Alan Blunt, bush poet, Dad's double
The large fire pit with our small camp oven cooking roast pork just visible on the right.

Amazingly in the laundry I met 3 other women from Lithgow – the weather brought that information out. Two were sisters-in-law and the other one was a teacher there in the 1970s. Small world! We have also spent a bit of time in the camp kitchen talking to a couple who are cycling around Australia. She is Dutch and he is German. They only met here in Australia and are raising money for the Flying Doctor Service.
Longreach is the best serviced town we have stayed in so far, and has a broad range of services available. It is better equipped than Mount Isa, which is a surprise. All the streets in Longreach are named after Australian birds. The caravan park, which is in Thrush Road has three resident brolgas.

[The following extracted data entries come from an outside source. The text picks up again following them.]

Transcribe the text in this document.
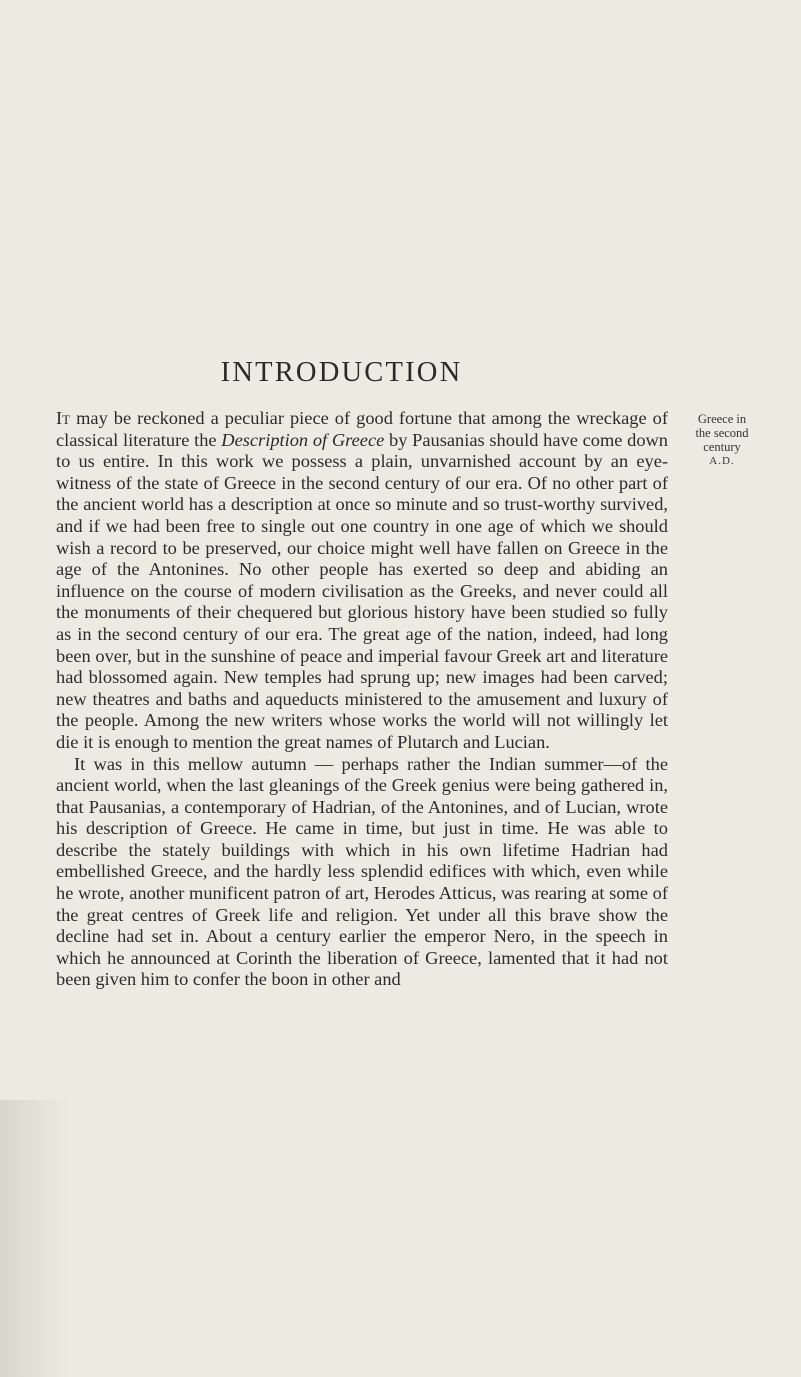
INTRODUCTION
Greece in
the second
century
A.D.

It may be reckoned a peculiar piece of good fortune that among the wreckage of classical literature the Description of Greece by Pausanias should have come down to us entire. In this work we possess a plain, unvarnished account by an eye-witness of the state of Greece in the second century of our era. Of no other part of the ancient world has a description at once so minute and so trust-worthy survived, and if we had been free to single out one country in one age of which we should wish a record to be preserved, our choice might well have fallen on Greece in the age of the Antonines. No other people has exerted so deep and abiding an influence on the course of modern civilisation as the Greeks, and never could all the monuments of their chequered but glorious history have been studied so fully as in the second century of our era. The great age of the nation, indeed, had long been over, but in the sunshine of peace and imperial favour Greek art and literature had blossomed again. New temples had sprung up; new images had been carved; new theatres and baths and aqueducts ministered to the amusement and luxury of the people. Among the new writers whose works the world will not willingly let die it is enough to mention the great names of Plutarch and Lucian.

It was in this mellow autumn — perhaps rather the Indian summer—of the ancient world, when the last gleanings of the Greek genius were being gathered in, that Pausanias, a contemporary of Hadrian, of the Antonines, and of Lucian, wrote his description of Greece. He came in time, but just in time. He was able to describe the stately buildings with which in his own lifetime Hadrian had embellished Greece, and the hardly less splendid edifices with which, even while he wrote, another munificent patron of art, Herodes Atticus, was rearing at some of the great centres of Greek life and religion. Yet under all this brave show the decline had set in. About a century earlier the emperor Nero, in the speech in which he announced at Corinth the liberation of Greece, lamented that it had not been given him to confer the boon in other and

Longreach is home to the QANTAS Founders Museum and The Australian Stockman’s Hall of Fame. Both are excellent museums, with quality displays, but after two days we are suffering from information overload. Especially as some of the material has been covered similarly in other nearby towns.


The QANTAS Founders Museum
The original hangar
Jumbo dwarfing our big baby

The QANTAS museum offers tours of their Jumbo Jet and also a Qantas 707. We did the tour and learnt all kinds of things about the Jumbo. Most interesting was the challenge of actually landing it at Longreach as the runway is about half the normal length required and also half the width. It took lots of time in a flight simulator to reduce the weight sufficiently for a safe landing to occur. We were able to sit in the cockpit and take photos there.

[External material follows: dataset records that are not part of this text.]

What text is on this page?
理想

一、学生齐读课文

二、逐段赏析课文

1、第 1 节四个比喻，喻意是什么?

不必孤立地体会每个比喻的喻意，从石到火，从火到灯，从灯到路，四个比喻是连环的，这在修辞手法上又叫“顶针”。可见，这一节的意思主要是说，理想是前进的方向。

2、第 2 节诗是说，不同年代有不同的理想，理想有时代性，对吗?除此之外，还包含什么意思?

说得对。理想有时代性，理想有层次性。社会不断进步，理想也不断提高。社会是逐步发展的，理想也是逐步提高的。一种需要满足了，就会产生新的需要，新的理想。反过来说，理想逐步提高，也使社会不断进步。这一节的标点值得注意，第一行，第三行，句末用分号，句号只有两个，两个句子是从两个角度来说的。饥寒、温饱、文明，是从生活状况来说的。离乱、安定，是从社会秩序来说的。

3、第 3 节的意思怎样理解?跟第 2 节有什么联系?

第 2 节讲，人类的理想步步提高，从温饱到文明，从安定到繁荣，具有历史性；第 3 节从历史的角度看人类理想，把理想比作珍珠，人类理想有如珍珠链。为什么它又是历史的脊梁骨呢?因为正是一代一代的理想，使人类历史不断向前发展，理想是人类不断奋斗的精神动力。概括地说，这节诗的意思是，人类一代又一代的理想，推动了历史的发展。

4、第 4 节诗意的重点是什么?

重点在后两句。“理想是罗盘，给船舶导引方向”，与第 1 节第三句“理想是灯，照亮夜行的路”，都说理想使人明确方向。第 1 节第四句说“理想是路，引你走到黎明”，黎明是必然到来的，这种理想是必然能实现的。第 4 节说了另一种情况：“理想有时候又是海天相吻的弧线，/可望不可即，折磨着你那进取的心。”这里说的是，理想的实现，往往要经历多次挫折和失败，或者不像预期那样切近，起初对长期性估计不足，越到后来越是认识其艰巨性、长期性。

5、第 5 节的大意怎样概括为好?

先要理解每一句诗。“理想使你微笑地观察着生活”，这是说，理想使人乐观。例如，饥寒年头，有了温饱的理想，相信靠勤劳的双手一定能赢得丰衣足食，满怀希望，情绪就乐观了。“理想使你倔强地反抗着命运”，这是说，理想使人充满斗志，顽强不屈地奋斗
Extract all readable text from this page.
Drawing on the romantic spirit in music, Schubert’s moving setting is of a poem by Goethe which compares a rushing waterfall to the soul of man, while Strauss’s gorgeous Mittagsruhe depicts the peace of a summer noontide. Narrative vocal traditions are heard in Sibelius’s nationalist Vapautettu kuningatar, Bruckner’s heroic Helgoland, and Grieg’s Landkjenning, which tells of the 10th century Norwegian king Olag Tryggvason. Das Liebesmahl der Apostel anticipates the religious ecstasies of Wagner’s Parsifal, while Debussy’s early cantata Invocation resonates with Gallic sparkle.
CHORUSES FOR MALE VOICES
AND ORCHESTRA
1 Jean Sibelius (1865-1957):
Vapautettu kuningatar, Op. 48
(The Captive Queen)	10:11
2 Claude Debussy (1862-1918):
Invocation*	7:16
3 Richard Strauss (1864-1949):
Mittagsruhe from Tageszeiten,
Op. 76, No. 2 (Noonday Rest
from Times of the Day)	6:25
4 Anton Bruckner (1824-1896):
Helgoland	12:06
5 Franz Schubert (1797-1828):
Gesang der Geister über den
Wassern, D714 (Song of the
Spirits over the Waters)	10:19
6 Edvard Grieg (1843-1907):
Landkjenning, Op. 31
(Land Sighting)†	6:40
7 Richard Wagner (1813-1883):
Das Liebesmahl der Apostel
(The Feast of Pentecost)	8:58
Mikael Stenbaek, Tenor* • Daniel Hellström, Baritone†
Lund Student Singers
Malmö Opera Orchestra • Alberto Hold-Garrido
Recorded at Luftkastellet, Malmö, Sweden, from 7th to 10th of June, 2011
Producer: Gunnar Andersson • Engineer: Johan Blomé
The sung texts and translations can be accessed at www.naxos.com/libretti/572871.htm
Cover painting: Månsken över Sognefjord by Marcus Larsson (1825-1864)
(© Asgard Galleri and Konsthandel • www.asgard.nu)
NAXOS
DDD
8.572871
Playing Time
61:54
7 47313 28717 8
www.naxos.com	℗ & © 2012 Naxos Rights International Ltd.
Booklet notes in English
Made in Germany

The black box flight recorder - it's orange actually
David in the co-pilot's seat

The 707 was also quite interesting as it was the first one built out of only 13 in this configuration. John Travolta owns number 13 and wanted this one as well. This plane had quite a checkered history, with its most recent refit being done by the Saudis. It was fitted out with walnut furniture, lounge chairs, gambling tables, a double bed, and toilets and bidets complete with upholstered leather covers.  To restore it to flying condition and return it to Australia from England was a mammoth volunteer effort.

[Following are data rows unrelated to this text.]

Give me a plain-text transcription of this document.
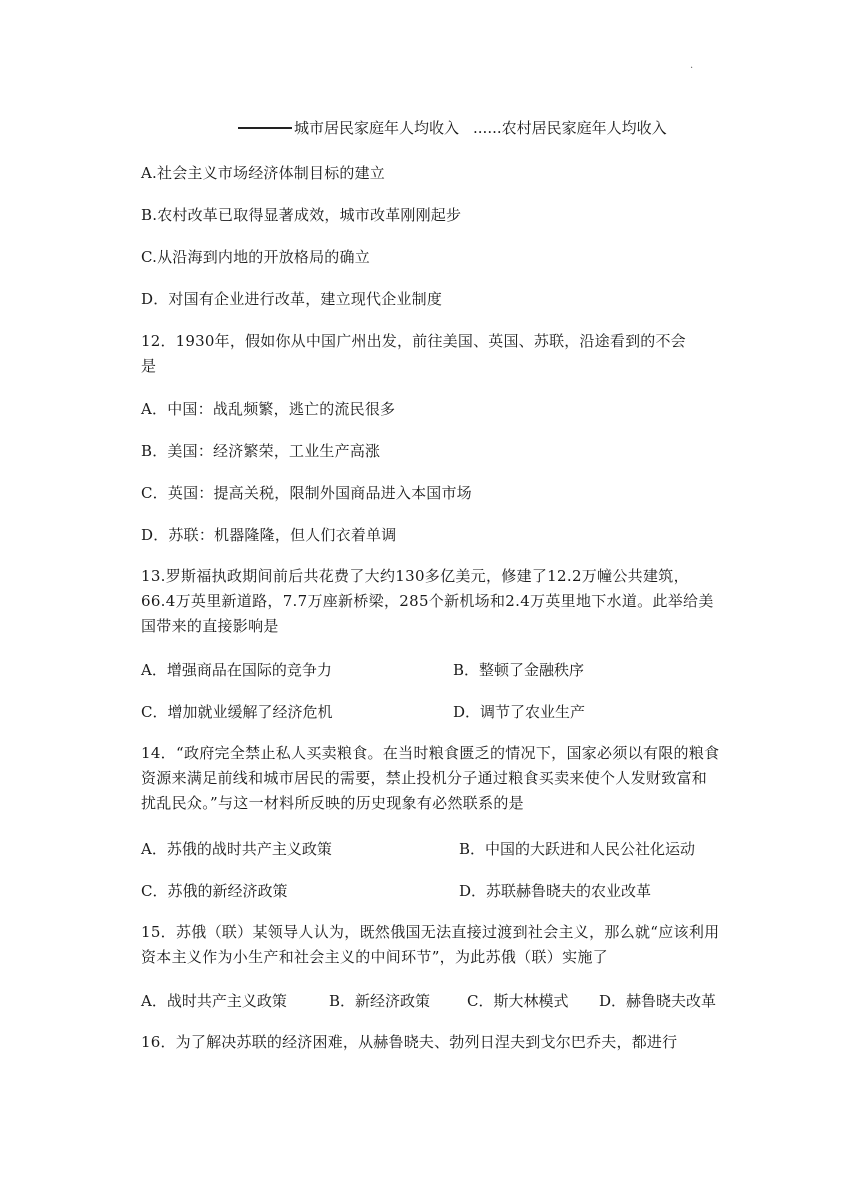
.
城市居民家庭年人均收入 ......农村居民家庭年人均收入
A.社会主义市场经济体制目标的建立
B.农村改革已取得显著成效，城市改革刚刚起步
C.从沿海到内地的开放格局的确立
D．对国有企业进行改革，建立现代企业制度
12．1930年，假如你从中国广州出发，前往美国、英国、苏联，沿途看到的不会
是
A．中国：战乱频繁，逃亡的流民很多
B．美国：经济繁荣，工业生产高涨
C．英国：提高关税，限制外国商品进入本国市场
D．苏联：机器隆隆，但人们衣着单调
13.罗斯福执政期间前后共花费了大约130多亿美元，修建了12.2万幢公共建筑，66.4万英里新道路，7.7万座新桥梁，285个新机场和2.4万英里地下水道。此举给美国带来的直接影响是
A．增强商品在国际的竞争力	B．整顿了金融秩序
C．增加就业缓解了经济危机	D．调节了农业生产
14．“政府完全禁止私人买卖粮食。在当时粮食匮乏的情况下，国家必须以有限的粮食资源来满足前线和城市居民的需要，禁止投机分子通过粮食买卖来使个人发财致富和扰乱民众。”与这一材料所反映的历史现象有必然联系的是
A．苏俄的战时共产主义政策	B．中国的大跃进和人民公社化运动
C．苏俄的新经济政策	D．苏联赫鲁晓夫的农业改革
15．苏俄（联）某领导人认为，既然俄国无法直接过渡到社会主义，那么就“应该利用资本主义作为小生产和社会主义的中间环节”，为此苏俄（联）实施了
A．战时共产主义政策	B．新经济政策 C．斯大林模式 D．赫鲁晓夫改革
16．为了解决苏联的经济困难，从赫鲁晓夫、勃列日涅夫到戈尔巴乔夫，都进行
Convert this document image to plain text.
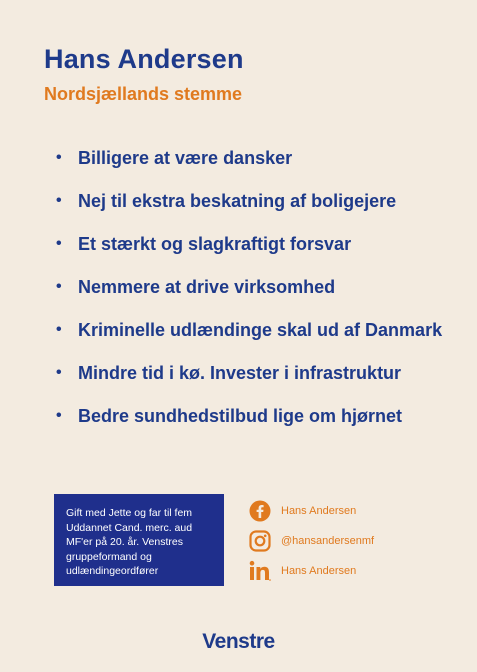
Hans Andersen
Nordsjællands stemme
• Billigere at være dansker
• Nej til ekstra beskatning af boligejere
• Et stærkt og slagkraftigt forsvar
• Nemmere at drive virksomhed
• Kriminelle udlændinge skal ud af Danmark
• Mindre tid i kø. Invester i infrastruktur
• Bedre sundhedstilbud lige om hjørnet
Gift med Jette og far til fem
Uddannet Cand. merc. aud
MF'er på 20. år. Venstres
gruppeformand og
udlændingeordfører
Hans Andersen
@hansandersenmf
Hans Andersen
Venstre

David’s distant brush with fame is that he was sitting in the same seat as John Travolta did when he came aboard in Orlando in Florida.

City of Canberra 707
The lounge; gaming tables have been removed
Bathroom: the toilet is square and the bidt oval 
The cockpit had 6 seats
The museum contains many displays relating to the early days of QANTAS, with some of them in the original hangar that was used to both build and repair the aircraft. It is a very well designed facility.

This was the first aircraft to have inside seats. The pilot was still outside. This plane also had a toilet
Inside the original hangar
The Stockman’s Hall of Fame really honours the lives and work of stockmen and women from all over Australia. Although it covers many themes we are now quite well versed in, the quality of the displays is of a high standard. There is a lot of reading involved so kids might be bored fairly quickly.

The exterior, and interior ceiling detail 

We also took a quick trip to Ilfracombe, a small town 27 kilometres east of Longreach to charge up the battery that runs the fridge. The town has excellent historical displays and an extensive collection of farm machinery, but it was too chilly to spend long outdoors. What I did discover though was that the feathers used in the Light Horse Brigade hats were emu feathers. Emus must have been a lot more prolific then than now.

I also had quite a surprise driving in Longreach this afternoon. I saw what looked like a magnolia tree in full bloom out of season. On closer inspection the white “flowers” were cockatoos.


Flowers or cockatoos?
Then they took flight

Tomorrow we are leaving Longreach and heading for Barcaldine.